Fed's Kashkari Wants Rate Hikes, But Warns Of Overdoing It
Minneapolis Federal Reserve Bank President Neel Kashkari on Thursday said he has penciled in seven quarter-point interest rate hikes this year to help rein in high inflation, but warned against going too far.
"We need to adjust," Kashkari told the Fargo-Moorhead Chamber of Commerce's Midwest Economic Outlook Summit, because inflation is not proving as temporary as he had thought it would be. "The data just keeps coming in in that direction, and we just have to respond."
The Fed raised rates last week, pivoting from policy that boosted the economy to an inflation-fighting stance, and signaled a rate-hike path that would bring its benchmark overnight interest rate to 1.9% this year and higher next year. As recently as September, Kashkari thought the Fed would not need to raise rates at all this year.

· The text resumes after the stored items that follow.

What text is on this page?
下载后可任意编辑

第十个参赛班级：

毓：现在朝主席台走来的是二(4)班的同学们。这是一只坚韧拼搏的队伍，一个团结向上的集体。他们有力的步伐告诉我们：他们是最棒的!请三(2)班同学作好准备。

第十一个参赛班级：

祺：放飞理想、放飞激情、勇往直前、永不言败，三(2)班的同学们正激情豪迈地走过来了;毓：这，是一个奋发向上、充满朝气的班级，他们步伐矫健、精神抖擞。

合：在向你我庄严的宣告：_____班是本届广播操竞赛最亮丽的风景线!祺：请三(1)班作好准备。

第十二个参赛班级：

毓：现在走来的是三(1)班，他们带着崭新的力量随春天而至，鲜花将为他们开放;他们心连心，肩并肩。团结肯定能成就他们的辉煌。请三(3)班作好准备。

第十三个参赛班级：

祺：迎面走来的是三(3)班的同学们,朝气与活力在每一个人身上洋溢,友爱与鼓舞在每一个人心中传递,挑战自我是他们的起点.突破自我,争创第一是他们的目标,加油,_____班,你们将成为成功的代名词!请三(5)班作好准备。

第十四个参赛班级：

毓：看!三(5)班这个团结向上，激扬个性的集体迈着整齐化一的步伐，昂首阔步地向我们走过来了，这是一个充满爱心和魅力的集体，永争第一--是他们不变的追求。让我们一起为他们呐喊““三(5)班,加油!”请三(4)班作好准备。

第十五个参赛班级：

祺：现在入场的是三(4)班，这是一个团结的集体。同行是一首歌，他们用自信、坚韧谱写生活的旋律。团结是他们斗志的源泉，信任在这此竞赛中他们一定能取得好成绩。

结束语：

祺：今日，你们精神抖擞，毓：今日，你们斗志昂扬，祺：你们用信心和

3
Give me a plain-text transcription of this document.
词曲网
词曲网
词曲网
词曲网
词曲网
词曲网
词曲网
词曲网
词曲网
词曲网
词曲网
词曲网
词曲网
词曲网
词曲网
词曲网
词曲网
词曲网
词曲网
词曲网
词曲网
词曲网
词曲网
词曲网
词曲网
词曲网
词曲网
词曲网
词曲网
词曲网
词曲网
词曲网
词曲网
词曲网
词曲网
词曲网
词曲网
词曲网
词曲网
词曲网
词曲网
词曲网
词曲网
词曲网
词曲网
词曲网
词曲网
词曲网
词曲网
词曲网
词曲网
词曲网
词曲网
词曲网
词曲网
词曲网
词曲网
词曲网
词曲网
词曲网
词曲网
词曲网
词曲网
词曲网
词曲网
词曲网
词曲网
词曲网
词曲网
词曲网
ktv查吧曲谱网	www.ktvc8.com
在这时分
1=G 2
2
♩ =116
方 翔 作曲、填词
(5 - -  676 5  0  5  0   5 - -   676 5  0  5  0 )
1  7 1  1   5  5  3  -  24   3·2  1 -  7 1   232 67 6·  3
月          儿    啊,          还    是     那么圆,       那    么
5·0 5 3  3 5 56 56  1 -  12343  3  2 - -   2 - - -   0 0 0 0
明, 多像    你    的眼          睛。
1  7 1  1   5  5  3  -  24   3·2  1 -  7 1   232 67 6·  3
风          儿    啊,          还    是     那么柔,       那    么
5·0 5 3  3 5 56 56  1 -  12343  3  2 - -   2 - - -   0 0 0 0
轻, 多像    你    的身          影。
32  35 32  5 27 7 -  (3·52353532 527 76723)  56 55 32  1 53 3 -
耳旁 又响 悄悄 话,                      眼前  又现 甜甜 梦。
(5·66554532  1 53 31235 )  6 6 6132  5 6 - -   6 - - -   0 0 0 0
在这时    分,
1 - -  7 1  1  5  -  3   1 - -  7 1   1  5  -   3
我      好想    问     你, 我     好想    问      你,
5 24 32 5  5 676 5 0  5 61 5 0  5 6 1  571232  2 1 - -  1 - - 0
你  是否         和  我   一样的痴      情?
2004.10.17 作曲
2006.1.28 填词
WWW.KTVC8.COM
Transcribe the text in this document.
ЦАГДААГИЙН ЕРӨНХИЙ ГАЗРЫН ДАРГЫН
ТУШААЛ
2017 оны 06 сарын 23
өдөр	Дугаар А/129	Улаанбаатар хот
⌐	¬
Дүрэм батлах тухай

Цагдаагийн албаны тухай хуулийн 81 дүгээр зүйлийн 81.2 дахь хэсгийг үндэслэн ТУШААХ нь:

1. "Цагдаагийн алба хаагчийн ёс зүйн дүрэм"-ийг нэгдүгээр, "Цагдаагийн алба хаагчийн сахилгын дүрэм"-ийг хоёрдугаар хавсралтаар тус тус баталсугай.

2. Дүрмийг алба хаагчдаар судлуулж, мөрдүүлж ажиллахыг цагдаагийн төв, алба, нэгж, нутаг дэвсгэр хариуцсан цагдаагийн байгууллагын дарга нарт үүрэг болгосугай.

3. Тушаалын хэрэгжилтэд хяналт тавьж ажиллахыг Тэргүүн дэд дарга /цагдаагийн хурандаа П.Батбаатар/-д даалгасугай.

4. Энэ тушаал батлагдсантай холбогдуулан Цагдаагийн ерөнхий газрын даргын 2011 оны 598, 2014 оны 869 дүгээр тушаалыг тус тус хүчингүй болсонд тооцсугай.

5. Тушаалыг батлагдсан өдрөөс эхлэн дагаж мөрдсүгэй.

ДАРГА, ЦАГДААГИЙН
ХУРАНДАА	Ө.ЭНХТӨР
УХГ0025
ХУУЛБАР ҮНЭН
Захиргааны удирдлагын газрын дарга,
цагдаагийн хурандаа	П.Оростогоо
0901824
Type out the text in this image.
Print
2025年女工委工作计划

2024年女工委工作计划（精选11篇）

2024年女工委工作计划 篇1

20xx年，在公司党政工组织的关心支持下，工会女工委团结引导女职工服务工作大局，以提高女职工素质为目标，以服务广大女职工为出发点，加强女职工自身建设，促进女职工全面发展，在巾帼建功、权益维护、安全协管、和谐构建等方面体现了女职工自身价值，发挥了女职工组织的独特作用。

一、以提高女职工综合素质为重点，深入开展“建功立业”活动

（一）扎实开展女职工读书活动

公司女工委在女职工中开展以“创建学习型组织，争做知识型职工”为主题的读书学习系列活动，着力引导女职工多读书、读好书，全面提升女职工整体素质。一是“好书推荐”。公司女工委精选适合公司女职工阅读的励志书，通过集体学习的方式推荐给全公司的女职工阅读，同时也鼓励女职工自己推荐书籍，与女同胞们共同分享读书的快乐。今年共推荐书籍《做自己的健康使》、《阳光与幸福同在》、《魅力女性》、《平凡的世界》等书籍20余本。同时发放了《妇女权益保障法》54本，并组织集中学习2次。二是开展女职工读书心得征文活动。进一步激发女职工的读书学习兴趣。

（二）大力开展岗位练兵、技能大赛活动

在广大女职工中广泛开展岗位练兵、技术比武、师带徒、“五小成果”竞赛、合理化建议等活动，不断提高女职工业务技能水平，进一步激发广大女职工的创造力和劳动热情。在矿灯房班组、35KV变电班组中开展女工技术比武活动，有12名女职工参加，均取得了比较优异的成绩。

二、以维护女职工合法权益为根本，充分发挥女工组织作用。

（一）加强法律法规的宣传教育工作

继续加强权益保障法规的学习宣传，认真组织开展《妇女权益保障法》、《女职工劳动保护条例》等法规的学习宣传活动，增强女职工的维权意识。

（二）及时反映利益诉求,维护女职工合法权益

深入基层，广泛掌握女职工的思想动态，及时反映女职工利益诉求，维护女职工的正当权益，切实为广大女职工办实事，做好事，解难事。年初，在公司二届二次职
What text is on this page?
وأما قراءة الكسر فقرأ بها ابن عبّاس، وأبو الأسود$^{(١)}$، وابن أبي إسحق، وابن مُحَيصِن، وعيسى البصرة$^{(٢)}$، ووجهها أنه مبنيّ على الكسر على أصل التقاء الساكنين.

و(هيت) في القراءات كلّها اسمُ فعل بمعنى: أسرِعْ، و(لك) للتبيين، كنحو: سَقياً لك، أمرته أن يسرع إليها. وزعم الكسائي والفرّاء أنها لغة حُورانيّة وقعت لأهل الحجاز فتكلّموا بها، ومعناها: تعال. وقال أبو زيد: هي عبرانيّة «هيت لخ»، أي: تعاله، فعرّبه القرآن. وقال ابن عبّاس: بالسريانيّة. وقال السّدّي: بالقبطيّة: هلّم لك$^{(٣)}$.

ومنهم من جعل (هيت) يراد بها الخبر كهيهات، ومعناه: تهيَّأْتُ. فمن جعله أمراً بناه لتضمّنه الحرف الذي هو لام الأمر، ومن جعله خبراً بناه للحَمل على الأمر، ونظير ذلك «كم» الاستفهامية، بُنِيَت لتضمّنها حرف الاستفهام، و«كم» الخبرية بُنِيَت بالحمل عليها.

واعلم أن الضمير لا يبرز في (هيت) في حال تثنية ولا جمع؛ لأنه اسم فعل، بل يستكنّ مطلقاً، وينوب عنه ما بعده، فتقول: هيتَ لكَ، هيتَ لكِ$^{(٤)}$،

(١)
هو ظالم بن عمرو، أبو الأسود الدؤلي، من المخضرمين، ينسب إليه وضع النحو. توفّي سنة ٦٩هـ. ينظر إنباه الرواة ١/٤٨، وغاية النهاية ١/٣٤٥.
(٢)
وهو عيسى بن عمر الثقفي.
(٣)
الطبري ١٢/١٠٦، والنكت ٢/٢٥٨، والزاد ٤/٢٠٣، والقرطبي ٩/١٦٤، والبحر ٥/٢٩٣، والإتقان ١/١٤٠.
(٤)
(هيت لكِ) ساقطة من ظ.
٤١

He was, however, cool to the idea that the Fed should raise interest rates faster, as a few of his colleagues in recent days have said they want.
"There's a danger to overdoing it," he said, if pandemic-snarled supply chains get fixed faster than expected, or workers return to the labor force in bigger numbers. "We're going to get information."
In addition, he said, mortgage rates and other borrowing costs have already moved up quite a lot in anticipation of the Fed's rate hikes.
Kashkari said he believes the neutral interest rate level -- where borrowing costs are neither braking nor bolstering growth -- is about 2%, lower than the 2.4% seen by most of his colleagues.